Scale Control in Subsea Field


The production wells of a HP/HTreservoir in the G0M have a potential for barium sulfate scale deposition in the formation at the near-wellbore location or within the tubing. These deposits occur due to mixing of injection seawater and formation water. Sulfates in the injected seawater react with naturally occurring barium in the formation water to induce barium sulfate scale. Barium sulfate is not soluble in acid, so prevention rather than remediation by acid treatment is the key.

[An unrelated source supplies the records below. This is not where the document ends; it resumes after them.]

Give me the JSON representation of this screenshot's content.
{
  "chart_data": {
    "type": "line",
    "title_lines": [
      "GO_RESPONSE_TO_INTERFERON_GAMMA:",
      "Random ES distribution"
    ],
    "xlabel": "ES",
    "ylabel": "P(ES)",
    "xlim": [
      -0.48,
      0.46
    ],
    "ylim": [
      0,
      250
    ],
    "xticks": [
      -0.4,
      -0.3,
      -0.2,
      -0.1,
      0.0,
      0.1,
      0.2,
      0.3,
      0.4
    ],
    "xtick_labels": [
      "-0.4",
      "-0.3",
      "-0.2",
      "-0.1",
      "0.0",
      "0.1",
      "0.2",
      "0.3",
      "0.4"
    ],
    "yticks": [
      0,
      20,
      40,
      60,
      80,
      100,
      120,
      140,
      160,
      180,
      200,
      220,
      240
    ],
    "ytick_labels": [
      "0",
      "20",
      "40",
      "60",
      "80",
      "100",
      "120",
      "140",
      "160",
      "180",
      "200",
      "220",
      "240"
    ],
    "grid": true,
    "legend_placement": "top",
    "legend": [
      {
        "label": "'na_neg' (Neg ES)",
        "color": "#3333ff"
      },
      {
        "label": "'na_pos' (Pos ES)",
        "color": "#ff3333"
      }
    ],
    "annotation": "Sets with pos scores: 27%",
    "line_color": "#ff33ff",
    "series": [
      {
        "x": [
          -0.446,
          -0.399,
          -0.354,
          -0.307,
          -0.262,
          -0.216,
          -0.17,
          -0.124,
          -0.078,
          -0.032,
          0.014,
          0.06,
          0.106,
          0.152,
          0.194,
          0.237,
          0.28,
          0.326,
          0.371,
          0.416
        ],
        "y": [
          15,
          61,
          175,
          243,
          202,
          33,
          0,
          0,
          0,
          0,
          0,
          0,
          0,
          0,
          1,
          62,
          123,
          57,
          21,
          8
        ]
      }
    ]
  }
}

  • If left untreated, barium sulfate scale is likely to form downhole and possibly in the formation after produced water breakthrough. These areas are not treatable with continuous downhole chemical injection. For this reason the treatment method will consist of periodic batch scale squeeze treatments into each production well. It is estimated that each

production well will require treatment once per year.

  • The barium sulfate scale control will depend on accurate well testing and analysis of produced fluids to detect whether there is adequate scale inhibitor in the near-wellbore area in order to prevent the formation of the scale. Well tests and fluid analysis will be required for each well at a frequency of once every 2 weeks.

Manifold and Pipeline

Both barium sulfate and calcium carbonate scale formation may occur at the manifold and in the pipelines due to comingling of incompatible produced waters from different reservoirs. Deposition in these areas will be controlled by scale inhibitor injection at the subsea tree. Scale inhibitor injection is required upstream of the subsea choke.